CFQX has an effective radiated power (ERP) of 100,000 watts, the maximum for most Canadian stations. The transmitter is located along Pineridge Road 24E off Garven Road/Provincial Rd 213 in the Rural Municipality of Springfield.

== History ==
The station signed on the air on November 9, 1981. CFQX was an easy listening station, originally broadcasting on 92.9 FM. It played quarter-hour sweeps of instrumental music with some soft vocals. The station was originally a family-owned business, the passion project of Denis and Lorna Cloutier, with a small staff of ten full-time employees and five part-time employees. It changed to country music in 1986.

In 1987, the station received approval to move from 92.9 FM to 104.1 FM. In 1997, CFQX was granted a license amendment to move from 104.1 FM to 95.3 FM. However, that frequency change was never implemented.

On September 2, 2011, Astral Media applied to increase CFQX-FM's antenna height from 138.4 to 147.5 metres to give it better coverage. It also sought to relocate its transmitter site. All other technical parameters remained unchanged. This application was approved on November 15, 2011.

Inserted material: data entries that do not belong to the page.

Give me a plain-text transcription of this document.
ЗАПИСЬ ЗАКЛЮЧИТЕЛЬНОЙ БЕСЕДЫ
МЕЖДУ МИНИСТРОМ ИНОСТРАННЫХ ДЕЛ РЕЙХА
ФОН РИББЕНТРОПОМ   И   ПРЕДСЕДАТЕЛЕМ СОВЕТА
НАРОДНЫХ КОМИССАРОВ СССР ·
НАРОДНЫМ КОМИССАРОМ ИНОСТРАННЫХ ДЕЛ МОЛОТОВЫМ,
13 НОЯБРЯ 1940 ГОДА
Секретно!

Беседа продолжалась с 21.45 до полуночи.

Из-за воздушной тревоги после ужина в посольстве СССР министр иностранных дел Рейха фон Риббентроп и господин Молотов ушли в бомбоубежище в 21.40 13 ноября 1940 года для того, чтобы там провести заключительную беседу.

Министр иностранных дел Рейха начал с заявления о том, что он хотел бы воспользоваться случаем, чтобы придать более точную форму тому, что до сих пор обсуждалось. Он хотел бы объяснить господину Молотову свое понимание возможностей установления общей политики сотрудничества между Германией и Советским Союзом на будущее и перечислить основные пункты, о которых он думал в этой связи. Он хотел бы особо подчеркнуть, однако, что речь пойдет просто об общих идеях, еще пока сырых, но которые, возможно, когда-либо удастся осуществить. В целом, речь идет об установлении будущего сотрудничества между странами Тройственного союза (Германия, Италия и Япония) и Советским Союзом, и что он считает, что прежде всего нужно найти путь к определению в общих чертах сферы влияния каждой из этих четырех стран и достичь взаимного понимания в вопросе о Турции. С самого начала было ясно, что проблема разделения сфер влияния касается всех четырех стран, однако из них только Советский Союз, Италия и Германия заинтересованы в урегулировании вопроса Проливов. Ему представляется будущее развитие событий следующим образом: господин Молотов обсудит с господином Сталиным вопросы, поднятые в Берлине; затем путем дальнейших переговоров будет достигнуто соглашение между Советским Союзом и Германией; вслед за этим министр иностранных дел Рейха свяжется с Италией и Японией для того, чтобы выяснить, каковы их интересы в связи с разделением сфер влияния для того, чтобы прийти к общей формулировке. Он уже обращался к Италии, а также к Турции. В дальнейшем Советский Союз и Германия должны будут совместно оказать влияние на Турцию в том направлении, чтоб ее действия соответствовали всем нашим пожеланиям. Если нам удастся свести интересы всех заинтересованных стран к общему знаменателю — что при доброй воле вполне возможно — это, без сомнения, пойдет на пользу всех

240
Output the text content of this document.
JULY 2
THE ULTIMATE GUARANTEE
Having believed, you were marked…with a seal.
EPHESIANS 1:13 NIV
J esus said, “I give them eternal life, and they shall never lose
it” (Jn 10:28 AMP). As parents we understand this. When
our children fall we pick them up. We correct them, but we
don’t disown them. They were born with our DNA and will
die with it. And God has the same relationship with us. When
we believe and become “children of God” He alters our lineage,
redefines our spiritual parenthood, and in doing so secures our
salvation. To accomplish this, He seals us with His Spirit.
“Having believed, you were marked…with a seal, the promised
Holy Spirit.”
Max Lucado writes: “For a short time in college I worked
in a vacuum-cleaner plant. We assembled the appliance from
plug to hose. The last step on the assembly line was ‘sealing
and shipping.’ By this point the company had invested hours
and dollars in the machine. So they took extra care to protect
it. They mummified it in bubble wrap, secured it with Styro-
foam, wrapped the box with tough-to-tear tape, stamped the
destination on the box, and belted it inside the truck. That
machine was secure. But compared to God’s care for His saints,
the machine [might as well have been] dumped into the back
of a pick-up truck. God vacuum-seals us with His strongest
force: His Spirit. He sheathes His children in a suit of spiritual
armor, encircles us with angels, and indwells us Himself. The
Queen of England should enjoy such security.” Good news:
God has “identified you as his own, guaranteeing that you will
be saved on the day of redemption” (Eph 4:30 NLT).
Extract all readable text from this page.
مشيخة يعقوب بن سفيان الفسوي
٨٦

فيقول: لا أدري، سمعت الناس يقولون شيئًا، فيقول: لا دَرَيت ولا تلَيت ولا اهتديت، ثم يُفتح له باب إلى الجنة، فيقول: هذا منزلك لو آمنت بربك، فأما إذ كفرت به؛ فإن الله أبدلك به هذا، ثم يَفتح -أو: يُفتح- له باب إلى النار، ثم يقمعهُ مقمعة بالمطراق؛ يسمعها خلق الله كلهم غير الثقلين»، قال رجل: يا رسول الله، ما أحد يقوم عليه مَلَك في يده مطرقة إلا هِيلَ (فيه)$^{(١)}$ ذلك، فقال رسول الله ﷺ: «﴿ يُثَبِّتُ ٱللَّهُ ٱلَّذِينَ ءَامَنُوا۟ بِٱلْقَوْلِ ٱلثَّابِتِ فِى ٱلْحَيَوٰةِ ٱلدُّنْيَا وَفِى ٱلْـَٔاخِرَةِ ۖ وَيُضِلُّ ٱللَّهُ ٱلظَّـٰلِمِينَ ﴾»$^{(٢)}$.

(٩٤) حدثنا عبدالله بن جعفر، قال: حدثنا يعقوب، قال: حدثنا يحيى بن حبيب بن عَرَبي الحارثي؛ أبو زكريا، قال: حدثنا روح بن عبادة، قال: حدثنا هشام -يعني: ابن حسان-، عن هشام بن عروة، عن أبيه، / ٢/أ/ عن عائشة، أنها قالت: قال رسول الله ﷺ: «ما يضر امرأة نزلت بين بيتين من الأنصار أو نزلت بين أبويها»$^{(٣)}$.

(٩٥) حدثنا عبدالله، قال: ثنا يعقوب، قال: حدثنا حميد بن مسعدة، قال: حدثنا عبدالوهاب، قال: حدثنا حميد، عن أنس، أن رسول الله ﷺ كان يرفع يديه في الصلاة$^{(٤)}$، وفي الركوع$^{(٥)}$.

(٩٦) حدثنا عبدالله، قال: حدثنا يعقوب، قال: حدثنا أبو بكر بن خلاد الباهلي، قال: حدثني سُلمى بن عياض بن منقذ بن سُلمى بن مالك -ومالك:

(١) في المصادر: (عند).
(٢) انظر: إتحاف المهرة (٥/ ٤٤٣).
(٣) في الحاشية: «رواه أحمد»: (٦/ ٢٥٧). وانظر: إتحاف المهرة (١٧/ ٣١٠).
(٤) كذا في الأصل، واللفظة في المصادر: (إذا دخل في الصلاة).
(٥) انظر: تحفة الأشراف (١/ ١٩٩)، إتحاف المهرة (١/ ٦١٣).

As a part of Astral Media's sale to Bell Media, the Jim Pattison Group announced a deal on May 16, 2013. It would acquire CFQX-FM and CHIQ-FM from Astral and Bell respectively for an undisclosed amount. The sale gave the Jim Pattison Group its first stations in Manitoba, and made CFQX a sister station to CHIQ. On December 20, 2013, the CRTC approved Jim Pattison's acquisition of CFQX-FM and CHIQ-FM, the acquisition was closed in early 2014.

On February 11, 2026 CFQX-FM began broadcasting in HD, making it Winnipeg's second HD radio service.